普通人難以察覺因為沒有血脈,但持有特殊血脈的學員則是被喚醒了dna裡的驚懼感。
隻因為眼前有一位真正的飛禽之王。
天下種群,無非是飛禽走獸披鱗甲殼。
哪怕對方什麼都沒做。
而同樣的恐懼,龍劍泉也是一樣能感知到的,倒不如說……因為他的實力最強,所以感知的最為明顯。
白榆心想,即便龍劍泉並不知道對方是誰,也完全能意識到出手挑釁是一種愚蠢。
龍劍泉緊握著拳頭,將血脈的悸動感壓下,他是最頂級的青龍血脈,感受到的威懾要弱許多,但悸動感更強烈。
他確實不清楚這名女子是誰,倒也不是他的問題,龍劍泉這輩子一大半時間都在蓬萊島上待著,其他時候留在神武司或者執行任務。
相較於有時間外出試刀的林海涯,他是累積功勳後自己拿下的皓月稱號,和靠上麵指名以及硬實力打出來的稱號的那批人不同。

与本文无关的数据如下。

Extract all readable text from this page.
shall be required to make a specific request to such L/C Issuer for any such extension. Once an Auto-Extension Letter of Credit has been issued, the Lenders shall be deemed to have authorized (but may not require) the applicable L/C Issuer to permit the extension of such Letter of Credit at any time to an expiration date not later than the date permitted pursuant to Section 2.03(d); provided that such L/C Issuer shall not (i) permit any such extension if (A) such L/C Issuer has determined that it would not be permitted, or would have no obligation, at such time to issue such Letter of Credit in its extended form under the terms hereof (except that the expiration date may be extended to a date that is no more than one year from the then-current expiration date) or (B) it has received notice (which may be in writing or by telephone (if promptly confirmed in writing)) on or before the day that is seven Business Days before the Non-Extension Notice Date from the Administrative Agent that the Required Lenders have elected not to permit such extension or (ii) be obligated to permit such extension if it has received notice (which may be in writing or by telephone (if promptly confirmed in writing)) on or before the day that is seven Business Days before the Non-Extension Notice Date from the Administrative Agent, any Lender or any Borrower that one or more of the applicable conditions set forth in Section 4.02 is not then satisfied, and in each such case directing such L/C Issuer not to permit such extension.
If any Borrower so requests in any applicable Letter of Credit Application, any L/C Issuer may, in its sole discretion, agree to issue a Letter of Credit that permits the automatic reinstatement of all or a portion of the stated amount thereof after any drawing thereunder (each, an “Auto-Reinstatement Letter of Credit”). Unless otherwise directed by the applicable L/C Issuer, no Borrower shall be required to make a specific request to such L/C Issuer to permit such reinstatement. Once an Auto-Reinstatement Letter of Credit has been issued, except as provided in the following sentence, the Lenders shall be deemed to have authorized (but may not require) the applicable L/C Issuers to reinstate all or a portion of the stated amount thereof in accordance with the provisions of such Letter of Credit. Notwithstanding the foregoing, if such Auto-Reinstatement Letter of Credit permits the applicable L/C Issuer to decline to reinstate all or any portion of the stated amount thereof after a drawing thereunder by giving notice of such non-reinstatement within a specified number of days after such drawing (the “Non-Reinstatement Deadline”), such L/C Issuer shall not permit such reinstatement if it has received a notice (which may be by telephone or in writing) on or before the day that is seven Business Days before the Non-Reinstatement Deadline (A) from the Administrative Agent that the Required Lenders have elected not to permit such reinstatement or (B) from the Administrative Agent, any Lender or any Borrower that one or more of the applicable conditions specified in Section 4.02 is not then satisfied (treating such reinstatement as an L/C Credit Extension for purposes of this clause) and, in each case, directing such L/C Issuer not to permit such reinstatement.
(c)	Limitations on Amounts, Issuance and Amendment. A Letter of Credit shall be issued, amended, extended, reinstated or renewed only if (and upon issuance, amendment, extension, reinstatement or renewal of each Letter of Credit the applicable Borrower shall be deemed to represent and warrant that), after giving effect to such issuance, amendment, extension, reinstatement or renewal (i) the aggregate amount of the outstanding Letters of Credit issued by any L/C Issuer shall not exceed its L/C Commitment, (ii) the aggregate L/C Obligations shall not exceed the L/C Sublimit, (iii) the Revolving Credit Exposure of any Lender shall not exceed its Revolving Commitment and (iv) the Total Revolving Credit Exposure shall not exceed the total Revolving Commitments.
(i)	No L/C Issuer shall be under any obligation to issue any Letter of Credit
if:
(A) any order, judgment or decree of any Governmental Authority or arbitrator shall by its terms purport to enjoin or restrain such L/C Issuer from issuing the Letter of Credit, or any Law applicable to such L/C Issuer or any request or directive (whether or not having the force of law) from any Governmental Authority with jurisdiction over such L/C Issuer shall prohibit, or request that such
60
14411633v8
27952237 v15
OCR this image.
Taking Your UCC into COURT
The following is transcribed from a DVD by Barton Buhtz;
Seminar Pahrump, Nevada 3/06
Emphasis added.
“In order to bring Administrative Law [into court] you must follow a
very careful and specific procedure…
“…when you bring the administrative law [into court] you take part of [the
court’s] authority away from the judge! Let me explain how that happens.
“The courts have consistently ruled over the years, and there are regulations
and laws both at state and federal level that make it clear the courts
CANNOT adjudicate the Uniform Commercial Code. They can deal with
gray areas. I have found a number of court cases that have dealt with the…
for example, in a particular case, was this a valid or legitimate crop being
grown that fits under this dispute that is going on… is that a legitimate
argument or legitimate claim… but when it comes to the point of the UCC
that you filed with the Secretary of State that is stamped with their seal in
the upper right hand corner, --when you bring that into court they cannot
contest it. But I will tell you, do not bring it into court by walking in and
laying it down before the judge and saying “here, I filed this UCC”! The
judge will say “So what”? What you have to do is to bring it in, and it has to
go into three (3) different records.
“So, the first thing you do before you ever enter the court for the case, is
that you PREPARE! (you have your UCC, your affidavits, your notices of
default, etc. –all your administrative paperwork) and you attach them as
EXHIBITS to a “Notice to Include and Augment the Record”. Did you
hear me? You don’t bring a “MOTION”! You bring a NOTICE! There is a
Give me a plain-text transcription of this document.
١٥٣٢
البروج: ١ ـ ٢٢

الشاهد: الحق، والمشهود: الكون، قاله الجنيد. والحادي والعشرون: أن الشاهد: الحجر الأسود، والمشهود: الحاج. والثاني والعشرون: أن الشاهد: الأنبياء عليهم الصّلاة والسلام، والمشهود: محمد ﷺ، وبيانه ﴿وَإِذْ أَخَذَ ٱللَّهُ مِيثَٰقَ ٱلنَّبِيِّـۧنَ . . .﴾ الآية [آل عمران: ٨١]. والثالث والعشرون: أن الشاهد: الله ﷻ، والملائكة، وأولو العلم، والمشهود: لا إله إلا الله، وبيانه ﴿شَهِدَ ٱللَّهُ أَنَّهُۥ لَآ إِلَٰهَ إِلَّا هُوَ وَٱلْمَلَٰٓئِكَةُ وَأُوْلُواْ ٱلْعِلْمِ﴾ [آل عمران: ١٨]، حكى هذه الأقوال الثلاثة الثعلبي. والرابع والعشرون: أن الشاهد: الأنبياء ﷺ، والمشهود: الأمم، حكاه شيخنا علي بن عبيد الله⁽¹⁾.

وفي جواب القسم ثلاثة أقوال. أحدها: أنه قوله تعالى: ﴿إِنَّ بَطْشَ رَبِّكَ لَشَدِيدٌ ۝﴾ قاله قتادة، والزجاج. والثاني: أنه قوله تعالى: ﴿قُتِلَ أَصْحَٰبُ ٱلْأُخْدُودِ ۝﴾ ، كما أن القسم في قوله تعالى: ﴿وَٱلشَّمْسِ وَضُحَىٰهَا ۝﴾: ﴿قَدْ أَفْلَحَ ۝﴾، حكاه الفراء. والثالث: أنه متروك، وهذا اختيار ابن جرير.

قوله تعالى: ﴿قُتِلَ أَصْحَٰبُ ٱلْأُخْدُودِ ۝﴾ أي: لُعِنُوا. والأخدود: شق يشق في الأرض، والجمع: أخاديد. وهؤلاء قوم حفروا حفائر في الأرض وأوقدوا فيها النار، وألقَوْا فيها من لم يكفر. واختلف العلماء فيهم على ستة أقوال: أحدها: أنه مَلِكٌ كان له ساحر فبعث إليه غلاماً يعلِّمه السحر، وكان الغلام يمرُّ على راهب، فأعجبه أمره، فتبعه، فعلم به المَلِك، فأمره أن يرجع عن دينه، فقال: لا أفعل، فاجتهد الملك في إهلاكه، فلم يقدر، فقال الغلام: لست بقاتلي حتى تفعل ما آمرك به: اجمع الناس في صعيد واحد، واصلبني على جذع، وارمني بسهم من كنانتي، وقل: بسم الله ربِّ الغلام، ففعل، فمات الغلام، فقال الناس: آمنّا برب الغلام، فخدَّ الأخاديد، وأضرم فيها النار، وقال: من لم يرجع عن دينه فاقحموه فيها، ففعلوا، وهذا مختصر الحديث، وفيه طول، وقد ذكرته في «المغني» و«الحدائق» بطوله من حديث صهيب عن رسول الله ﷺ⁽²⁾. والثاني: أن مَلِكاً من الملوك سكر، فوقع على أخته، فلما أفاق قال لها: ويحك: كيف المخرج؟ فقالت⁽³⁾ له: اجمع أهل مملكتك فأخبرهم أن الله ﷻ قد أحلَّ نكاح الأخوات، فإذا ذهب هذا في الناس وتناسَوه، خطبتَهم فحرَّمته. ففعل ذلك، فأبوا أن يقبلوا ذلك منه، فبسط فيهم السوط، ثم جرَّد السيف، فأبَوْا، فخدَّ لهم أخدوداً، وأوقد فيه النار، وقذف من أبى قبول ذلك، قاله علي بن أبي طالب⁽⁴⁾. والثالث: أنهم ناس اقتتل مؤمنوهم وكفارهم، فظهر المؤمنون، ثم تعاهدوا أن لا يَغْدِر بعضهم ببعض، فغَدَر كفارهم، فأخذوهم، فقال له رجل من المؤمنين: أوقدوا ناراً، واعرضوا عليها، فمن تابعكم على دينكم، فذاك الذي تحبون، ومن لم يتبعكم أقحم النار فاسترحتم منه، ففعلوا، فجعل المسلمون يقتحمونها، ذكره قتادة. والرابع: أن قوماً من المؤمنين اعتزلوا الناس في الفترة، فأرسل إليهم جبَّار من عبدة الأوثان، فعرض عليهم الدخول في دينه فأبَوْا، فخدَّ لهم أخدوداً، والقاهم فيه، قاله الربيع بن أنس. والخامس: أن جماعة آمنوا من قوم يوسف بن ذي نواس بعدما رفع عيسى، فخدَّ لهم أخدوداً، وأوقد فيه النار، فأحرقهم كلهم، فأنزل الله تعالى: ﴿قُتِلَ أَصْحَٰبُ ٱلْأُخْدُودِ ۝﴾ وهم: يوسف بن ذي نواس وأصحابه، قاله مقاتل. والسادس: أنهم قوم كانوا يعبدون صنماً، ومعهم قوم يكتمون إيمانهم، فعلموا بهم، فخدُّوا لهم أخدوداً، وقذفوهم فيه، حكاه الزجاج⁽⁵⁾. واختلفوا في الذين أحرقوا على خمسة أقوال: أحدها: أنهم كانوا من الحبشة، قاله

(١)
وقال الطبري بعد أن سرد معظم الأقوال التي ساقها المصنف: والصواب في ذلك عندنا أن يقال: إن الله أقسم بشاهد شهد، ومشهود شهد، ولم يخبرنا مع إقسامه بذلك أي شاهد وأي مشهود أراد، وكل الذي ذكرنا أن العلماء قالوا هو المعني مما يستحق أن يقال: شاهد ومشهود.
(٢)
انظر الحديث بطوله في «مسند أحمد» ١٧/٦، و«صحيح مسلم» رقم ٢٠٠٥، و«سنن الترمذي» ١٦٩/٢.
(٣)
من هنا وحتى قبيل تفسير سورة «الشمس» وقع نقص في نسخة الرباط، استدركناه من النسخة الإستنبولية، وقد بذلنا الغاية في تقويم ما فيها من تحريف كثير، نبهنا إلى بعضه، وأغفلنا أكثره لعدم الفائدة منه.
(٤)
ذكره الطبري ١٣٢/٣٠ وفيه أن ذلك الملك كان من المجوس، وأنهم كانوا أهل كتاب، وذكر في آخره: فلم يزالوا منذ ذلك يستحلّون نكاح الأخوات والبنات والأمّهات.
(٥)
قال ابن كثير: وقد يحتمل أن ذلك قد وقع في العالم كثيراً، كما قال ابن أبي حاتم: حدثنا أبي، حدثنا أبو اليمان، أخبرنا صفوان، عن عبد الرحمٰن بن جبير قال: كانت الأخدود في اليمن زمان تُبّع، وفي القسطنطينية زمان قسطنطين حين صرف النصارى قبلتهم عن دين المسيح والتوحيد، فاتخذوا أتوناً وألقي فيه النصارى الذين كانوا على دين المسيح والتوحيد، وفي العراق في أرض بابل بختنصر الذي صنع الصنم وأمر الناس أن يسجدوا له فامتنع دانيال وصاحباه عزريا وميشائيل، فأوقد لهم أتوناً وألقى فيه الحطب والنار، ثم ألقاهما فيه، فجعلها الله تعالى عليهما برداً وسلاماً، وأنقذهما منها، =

他見過其他兩位驕陽,卻唯獨沒見過最為神秘的第一驕陽。
因為她不屬於任何勢力,常年都呆在鳳凰台上不下山不出門,誰又能想象的到,她會來到這兒?
但不清楚不意味著不堤防。
龍劍泉心知肚明,最可怕的不是已經知根知底的老對手,而是那些初出茅廬的新秀,後起之秀才難對付。
他出手果斷,下手凶狠,也同樣是對後輩的一種忌憚和威懾。
其他人或許會在意自己的身份和規矩,對後來者有提攜心思或者礙於麵子不能下重手,他卻沒這種顧忌,這條道路本就是互相爭奪,既然要爭就不必假惺惺。
不懼戰也不怯戰。
這是他的人生信條。
龍劍泉壓製住泛濫的情緒,到了這一步,他可不能退。
“你是誰?”
“伱要替他出頭?”
兩句話,兩句提問。
麵對這兩句,凰棲霞的回答也同樣是兩句話。
“我來見他。”
“你不是我的對手,可以離開這裡了。”
有些人,就算隻是把事實說出來,聽上去也是囂張到了極點。
白榆心想這話得記下來,下次裝杯時候用。